The government agency that oversees the school feeding program, JUNAEB (Junta Nacional de Auxilio Escolar y Becas or National Council for School Assistance), has called the 2014 law a historic agreement between the government and the workers. The National Director of JUNAEB at the time, José Miguel Serrano, remarked that, “We understand the magnitude and importance of the work they [the manipuladoras] do every day – they deliver food to children and vulnerable young in our country. So reducing the wage gap between men and women, improving their living conditions, we assume as an ethical imperative from Day One.”
This largesse did not emerge from nowhere (nor has it been in place since Day One). The terms were hard-fought. Manipuladoras began formally organizing in 2012 to negotiate collectively for higher wages and better working conditions. In the ensuing years they have sat down repeatedly with JUNAEB to discuss terms. They have also conducted demonstrations and strikes when agreements have not materialized and when the companies the government contracts with have failed to honor their commitments.

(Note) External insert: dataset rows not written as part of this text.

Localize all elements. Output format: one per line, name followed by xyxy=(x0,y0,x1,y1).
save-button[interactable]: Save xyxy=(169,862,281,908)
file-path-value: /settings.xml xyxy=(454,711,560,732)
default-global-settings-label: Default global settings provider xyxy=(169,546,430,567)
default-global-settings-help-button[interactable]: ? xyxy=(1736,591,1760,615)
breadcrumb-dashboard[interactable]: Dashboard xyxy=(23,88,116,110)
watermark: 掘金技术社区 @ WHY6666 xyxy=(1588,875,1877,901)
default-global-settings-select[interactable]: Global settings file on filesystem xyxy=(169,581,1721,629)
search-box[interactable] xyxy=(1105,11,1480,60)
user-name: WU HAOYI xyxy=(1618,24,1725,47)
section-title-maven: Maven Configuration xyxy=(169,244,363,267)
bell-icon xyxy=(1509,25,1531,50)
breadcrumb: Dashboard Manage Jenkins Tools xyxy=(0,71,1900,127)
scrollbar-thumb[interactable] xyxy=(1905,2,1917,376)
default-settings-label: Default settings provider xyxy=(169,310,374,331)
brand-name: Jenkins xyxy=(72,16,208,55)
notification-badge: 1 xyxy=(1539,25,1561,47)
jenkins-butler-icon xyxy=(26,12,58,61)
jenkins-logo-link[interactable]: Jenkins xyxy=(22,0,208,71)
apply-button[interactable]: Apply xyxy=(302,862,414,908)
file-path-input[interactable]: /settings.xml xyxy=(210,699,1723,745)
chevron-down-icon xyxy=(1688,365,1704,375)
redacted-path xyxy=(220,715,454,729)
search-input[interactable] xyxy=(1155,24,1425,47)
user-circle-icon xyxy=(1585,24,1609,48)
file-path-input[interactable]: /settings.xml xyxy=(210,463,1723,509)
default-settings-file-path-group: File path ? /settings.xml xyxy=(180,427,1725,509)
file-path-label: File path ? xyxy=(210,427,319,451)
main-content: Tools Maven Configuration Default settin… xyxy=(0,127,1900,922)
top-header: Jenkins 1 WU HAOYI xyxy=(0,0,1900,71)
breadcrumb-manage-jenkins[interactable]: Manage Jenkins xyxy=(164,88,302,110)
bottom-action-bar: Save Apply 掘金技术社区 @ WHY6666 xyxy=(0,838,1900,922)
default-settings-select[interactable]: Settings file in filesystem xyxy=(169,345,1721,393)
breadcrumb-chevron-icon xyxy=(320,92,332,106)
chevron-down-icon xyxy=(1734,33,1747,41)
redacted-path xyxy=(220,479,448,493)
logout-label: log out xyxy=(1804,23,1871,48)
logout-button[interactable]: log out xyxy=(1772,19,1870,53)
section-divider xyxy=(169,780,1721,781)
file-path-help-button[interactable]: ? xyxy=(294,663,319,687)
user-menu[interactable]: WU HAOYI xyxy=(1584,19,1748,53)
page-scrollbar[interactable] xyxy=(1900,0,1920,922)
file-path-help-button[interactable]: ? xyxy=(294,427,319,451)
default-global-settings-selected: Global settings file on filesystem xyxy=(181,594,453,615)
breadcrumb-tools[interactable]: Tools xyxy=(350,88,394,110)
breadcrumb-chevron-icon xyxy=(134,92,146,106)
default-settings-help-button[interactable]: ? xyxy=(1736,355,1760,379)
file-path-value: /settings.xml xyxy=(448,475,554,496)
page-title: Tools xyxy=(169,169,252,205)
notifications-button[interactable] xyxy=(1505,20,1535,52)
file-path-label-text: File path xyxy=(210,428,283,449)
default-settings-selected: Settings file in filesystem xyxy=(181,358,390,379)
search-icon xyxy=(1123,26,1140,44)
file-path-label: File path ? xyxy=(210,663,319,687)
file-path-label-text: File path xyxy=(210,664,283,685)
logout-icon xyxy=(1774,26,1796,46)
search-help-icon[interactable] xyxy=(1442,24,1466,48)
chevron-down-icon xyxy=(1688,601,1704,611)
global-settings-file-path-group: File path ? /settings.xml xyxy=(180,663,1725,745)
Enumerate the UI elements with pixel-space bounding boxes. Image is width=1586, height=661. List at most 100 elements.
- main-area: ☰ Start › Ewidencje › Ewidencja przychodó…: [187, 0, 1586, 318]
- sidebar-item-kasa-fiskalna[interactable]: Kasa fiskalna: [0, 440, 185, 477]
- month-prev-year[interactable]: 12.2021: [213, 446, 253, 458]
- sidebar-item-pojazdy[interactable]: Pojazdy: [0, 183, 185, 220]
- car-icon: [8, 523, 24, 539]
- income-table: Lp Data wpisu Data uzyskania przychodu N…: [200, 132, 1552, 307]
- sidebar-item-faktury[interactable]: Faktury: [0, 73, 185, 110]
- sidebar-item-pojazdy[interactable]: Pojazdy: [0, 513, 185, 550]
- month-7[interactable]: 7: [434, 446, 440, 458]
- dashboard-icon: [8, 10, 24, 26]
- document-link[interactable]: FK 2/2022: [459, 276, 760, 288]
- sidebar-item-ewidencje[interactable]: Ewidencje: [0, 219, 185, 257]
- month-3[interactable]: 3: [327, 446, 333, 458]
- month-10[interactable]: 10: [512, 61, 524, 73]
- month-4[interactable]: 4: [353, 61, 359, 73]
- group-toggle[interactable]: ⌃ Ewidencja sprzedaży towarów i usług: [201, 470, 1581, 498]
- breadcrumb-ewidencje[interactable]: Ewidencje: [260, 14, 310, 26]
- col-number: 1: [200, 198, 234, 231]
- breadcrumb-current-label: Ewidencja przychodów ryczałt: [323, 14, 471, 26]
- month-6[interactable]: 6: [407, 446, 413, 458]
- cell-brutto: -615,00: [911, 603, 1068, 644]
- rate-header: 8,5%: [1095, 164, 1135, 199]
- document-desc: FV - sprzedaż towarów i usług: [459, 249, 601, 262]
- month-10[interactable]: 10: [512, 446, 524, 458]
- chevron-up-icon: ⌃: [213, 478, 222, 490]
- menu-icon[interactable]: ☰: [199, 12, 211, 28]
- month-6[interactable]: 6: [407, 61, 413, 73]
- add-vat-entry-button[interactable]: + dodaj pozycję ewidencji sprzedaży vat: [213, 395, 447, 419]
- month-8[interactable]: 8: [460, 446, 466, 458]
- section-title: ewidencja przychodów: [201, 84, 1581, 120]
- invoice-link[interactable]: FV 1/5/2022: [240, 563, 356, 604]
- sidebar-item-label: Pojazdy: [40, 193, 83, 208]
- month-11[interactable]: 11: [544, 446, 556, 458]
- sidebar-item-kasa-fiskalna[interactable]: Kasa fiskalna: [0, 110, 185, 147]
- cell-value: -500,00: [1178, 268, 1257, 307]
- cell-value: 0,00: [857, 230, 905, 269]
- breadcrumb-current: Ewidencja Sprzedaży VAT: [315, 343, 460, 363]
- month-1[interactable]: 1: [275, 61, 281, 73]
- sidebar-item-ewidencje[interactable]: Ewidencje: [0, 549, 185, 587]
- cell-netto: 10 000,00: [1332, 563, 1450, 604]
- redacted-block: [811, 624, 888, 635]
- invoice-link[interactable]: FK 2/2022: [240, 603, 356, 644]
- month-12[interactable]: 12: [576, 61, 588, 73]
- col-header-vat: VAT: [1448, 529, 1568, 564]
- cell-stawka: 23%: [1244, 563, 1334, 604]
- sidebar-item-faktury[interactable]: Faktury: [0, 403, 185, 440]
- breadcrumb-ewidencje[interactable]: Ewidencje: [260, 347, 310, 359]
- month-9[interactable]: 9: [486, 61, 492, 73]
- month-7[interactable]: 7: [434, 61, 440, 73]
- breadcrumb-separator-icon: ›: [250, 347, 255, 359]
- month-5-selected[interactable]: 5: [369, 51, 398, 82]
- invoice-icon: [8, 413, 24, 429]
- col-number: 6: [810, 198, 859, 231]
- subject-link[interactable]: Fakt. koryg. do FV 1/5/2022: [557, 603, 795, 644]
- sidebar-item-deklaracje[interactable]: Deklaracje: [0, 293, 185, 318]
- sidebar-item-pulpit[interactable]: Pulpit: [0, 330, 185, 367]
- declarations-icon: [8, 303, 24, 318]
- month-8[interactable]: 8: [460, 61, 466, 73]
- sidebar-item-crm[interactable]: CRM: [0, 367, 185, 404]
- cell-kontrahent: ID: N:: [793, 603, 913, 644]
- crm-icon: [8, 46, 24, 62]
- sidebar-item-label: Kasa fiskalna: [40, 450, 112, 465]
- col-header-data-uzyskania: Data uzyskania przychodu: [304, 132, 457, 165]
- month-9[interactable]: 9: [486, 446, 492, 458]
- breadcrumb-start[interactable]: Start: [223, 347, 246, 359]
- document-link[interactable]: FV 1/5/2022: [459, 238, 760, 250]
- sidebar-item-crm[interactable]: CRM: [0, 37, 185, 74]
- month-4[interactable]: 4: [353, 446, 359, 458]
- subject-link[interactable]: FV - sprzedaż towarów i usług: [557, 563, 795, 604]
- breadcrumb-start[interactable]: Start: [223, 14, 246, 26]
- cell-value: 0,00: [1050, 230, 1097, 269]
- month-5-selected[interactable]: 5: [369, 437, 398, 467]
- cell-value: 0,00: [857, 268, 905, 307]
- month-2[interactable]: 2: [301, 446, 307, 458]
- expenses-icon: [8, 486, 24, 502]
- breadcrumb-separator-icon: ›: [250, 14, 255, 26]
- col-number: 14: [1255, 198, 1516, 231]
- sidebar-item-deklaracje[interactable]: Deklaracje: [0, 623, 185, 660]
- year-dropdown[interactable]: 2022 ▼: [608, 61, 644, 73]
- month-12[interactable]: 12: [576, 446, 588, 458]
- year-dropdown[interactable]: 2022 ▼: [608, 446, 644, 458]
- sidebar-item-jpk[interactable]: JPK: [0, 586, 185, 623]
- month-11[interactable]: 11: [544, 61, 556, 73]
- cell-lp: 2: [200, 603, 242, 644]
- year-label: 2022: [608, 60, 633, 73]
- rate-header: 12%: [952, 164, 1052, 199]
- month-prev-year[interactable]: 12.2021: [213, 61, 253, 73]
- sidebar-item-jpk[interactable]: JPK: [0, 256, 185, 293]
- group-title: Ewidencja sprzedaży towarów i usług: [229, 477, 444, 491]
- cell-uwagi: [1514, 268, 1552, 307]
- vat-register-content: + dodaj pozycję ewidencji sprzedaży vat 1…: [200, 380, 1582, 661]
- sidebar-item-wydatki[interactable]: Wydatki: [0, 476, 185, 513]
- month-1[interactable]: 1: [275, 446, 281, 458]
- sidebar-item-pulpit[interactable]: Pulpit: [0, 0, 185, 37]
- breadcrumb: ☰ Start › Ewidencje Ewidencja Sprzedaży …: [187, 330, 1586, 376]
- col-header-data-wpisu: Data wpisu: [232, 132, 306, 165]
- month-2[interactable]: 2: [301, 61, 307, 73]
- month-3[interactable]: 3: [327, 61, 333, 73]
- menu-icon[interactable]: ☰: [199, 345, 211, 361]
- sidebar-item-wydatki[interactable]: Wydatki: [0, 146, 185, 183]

Although President Bachelet signed the law into effect in 2014, many manipuladoras have not ever received the CLP$67,500 they are due, nor have all their yearly salaries all been raised to levels consistent with what Bachelet termed “outstanding labor practices.” Director Serrano and President Bachelet have both acknowledged that the women’s demands are “legitimate,” and yet the companies the government hires to provide school food have too often been able to wiggle out of the terms. These companies also continuously lobby JUNAEB to change the terms, such as the recent increase of the ratio of meals per manipuladora from 70 to 100, which decreases the workforce in most schools. The women continue to negotiate, demonstrate, and strike.
The government of Chile—the country where neoliberalism was born—sees outsourcing as good business. A market solution to a public need, though, will invariably prioritize profit over community well-being. In this case, JUNAEB spends US$1 billion a year on school feeding, and yet Chilean children who eat at school are served cheap, industrial food and manipuladoras are forced to fight for every peso. The real manipulators here are the companies that profit by structuring the school food commodity chain this way. Students and workers deserve better.
Ivy Ken is Associate Professor of Sociology and an affiliated faculty member of the Women’s, Gender, and Sexuality Studies Program at George Washington University. Her scholarship is focused on the ways inequalities are created and perpetuated. With support from the Fulbright Commission she recently spent six months in Valdivia, Chile with her family, studying corporate influence in the country’s school feeding program. She also is an editorial board member for Gender & Society.
Benjamín Elizalde is a Historian and Political Scientist from Pontificia Universidad Católica de Chile. Currently, he is working as a Research Assistant studying the Chilean School Feeding Program from a comprehensive and integrated perspective. He lives in Valdivia, Chile.